Washington State Center of Excellence in Early Psychosis, Seattle, WA, USA.
Adm Policy Ment Health. 2022 Jan;49(1):5-12. doi: 10.1007/s10488-021-01137-3. Epub 2021 Apr 20.
Supported by the 10% set-aside funds in the Community Mental Health Block grant, distributed at the state level, coordinated specialty care (CSC) have been widely disseminated throughout the U.S. This study explores variations in the geographical accessibility of CSC programs by neighborhood level characteristics in Washington State. CSC locations were geocoded. Socioeconomic neighborhood deprivation (i.e., Area deprivation index) and rurality (i.e., Rural-Urban Commuting Area codes) were neighborhood level characteristics extracted from the 2018 American Community Survey. Geographic accessibility of CSC was assessed using a two-step floating catchment area technique and multilevel linear models were used to examine the association between specific neighborhood characteristics and geographic accessibility. The association between access and socioeconomically deprived neighborhoods varied differentially by neighborhood rurality (an interaction effect). Model estimates indicated that the least deprived, metropolitan neighborhoods had the best access (M = 0.38; CI: 0.34, 0.42) and rural neighborhoods in the second most deprived quartile had the worst access (M = 0.16; CI: 0.11, 0.21) to CSC. There was a clear decrease in accessibility for more rural neighborhoods, regardless of other neighborhood characteristics. In conclusions, findings provide important insight into how resource distribution contributes to geographic disparities in access to CSC. The use of spatial analytic techniques has the potential to identify specific neighborhoods and populations where there is a need to expand and increase availability of CSC to ensure access to rural and socioeconomically deprived neighborhoods.

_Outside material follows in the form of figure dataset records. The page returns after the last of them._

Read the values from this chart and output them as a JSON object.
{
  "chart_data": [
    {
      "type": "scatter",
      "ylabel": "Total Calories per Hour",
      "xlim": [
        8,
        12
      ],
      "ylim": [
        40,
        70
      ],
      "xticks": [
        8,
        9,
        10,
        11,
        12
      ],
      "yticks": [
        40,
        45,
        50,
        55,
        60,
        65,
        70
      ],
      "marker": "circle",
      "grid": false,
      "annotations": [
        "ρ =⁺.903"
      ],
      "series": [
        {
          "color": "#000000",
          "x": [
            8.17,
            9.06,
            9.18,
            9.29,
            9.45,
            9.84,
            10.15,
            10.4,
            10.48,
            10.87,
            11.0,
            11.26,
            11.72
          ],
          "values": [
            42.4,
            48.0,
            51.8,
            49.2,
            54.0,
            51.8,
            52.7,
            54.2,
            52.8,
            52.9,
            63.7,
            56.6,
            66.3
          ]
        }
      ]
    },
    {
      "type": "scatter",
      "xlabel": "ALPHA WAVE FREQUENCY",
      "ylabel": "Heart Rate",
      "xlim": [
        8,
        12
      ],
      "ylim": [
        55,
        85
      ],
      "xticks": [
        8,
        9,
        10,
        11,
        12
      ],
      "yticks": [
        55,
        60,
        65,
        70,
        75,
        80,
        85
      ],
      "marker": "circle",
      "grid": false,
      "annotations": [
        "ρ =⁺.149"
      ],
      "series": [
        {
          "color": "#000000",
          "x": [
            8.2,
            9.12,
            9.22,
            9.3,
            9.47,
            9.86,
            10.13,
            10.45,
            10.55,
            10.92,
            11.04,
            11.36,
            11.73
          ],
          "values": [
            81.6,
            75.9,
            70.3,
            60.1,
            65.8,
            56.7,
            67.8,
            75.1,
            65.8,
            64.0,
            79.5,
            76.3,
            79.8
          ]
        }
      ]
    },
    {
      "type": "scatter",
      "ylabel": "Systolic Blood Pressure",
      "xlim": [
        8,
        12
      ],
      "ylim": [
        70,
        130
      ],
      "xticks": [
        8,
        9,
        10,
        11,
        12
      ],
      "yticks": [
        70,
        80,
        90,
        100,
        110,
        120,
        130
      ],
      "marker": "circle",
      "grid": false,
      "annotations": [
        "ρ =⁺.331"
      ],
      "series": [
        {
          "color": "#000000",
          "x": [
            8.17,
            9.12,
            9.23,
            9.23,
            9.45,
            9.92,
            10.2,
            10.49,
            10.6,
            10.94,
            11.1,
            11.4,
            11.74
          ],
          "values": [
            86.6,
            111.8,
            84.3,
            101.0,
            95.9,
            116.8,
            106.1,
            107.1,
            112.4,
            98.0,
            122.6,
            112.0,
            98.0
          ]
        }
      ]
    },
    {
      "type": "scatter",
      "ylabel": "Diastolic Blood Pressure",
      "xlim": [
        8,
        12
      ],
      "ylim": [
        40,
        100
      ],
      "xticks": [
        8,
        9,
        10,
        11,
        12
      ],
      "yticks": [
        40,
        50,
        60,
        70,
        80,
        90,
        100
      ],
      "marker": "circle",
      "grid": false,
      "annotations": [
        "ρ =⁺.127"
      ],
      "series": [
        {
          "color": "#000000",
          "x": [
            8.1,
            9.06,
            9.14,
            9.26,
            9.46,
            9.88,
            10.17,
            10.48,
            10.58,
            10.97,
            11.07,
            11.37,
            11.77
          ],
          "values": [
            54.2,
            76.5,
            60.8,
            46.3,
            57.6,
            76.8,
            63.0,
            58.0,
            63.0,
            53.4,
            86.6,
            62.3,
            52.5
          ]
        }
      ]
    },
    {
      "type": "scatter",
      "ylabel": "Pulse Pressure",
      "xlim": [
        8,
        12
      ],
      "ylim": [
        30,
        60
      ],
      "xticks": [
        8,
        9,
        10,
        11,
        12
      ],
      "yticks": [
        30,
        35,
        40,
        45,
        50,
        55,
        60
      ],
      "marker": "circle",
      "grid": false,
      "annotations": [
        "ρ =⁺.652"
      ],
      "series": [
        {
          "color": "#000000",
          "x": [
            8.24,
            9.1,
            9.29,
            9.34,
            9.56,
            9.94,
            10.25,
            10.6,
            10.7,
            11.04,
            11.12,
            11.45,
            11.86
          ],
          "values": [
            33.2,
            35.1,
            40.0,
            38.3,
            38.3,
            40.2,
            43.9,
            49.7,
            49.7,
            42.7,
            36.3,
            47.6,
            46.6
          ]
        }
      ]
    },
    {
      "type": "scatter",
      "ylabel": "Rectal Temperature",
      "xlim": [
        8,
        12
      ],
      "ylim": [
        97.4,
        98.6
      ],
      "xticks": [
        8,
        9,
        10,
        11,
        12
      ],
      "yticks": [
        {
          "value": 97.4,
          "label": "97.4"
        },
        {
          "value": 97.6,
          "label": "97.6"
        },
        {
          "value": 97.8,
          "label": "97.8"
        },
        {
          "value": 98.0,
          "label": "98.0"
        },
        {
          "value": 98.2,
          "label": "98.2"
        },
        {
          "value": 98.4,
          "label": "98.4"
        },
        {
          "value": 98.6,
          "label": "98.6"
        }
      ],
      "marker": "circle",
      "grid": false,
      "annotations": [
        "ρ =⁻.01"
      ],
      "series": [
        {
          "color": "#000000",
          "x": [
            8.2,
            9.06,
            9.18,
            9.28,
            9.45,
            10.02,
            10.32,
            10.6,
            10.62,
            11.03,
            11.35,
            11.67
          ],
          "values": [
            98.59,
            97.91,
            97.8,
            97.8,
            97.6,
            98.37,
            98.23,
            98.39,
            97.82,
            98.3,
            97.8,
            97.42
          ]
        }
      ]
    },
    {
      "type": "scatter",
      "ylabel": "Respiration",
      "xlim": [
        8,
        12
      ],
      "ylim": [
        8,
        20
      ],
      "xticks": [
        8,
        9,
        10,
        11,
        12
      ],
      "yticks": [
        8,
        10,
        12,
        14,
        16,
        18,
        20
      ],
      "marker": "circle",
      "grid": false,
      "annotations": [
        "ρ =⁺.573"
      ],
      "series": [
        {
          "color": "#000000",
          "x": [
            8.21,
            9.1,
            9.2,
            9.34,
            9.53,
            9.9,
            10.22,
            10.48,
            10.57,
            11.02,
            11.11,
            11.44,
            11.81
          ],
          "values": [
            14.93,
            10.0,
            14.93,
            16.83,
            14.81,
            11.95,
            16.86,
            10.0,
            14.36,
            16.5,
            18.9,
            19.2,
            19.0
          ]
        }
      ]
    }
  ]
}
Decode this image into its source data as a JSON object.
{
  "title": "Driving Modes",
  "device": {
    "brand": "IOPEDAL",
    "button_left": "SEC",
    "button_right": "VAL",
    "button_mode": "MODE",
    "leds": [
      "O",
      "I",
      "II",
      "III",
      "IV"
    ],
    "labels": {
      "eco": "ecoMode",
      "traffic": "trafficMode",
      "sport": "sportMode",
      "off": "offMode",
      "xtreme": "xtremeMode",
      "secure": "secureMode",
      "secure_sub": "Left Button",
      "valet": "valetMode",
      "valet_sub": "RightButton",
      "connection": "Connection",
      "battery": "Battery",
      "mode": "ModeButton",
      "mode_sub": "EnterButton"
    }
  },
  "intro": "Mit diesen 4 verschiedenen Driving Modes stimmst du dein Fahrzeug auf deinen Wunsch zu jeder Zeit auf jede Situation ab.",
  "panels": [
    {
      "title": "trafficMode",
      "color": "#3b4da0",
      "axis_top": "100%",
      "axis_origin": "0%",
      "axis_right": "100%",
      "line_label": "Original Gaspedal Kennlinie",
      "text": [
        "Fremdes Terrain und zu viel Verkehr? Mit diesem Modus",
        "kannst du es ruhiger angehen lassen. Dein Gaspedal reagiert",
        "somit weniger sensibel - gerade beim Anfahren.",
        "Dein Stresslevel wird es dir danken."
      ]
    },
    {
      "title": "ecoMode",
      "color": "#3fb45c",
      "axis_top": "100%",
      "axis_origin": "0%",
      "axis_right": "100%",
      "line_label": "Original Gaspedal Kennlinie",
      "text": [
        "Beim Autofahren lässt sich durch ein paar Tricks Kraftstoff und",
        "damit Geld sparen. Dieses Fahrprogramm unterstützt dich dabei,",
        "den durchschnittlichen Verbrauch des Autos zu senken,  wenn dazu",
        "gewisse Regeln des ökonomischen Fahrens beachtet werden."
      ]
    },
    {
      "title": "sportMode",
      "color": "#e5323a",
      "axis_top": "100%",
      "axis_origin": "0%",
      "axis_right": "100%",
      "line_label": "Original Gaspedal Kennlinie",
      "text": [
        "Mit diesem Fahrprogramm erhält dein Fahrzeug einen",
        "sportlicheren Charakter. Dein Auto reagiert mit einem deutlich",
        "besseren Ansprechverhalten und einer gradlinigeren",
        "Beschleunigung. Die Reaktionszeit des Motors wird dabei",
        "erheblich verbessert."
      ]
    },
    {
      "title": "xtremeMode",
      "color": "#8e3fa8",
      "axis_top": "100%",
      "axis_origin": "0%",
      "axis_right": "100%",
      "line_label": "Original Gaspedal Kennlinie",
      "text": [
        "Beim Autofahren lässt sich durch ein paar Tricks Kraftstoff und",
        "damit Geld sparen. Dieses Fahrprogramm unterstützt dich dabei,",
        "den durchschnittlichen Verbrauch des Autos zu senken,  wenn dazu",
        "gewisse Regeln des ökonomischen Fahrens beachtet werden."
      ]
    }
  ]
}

在社区心理健康拨款中的 10%预留资金的支持下,协调专业护理(CSC)已在美国广泛传播。本研究探讨了华盛顿州社区特征对 CSC 项目地理可达性的变化。CSC 地点进行了地理编码。从 2018 年美国社区调查中提取了社会经济社区剥夺(即区域剥夺指数)和农村性(即农村-城市通勤区代码)作为社区特征。使用两步浮动集水面积技术评估 CSC 的地理可达性,并使用多水平线性模型检查特定社区特征与地理可达性之间的关联。访问与社会经济贫困社区之间的关联因社区农村性的不同而存在差异(交互效应)。模型估计表明,最不贫困的城市社区的可达性最好(M=0.38;置信区间:0.34,0.42),而最贫困的第四季度农村社区的可达性最差(M=0.16;置信区间:0.11,0.21)。无论其他社区特征如何,农村社区的可达性明显下降。总之,这些发现为资源分配如何导致 CSC 获得方面的地理差异提供了重要的见解。空间分析技术的使用有可能确定需要扩大和增加 CSC 可用性的特定社区和人群,以确保农村和社会经济贫困社区能够获得服务。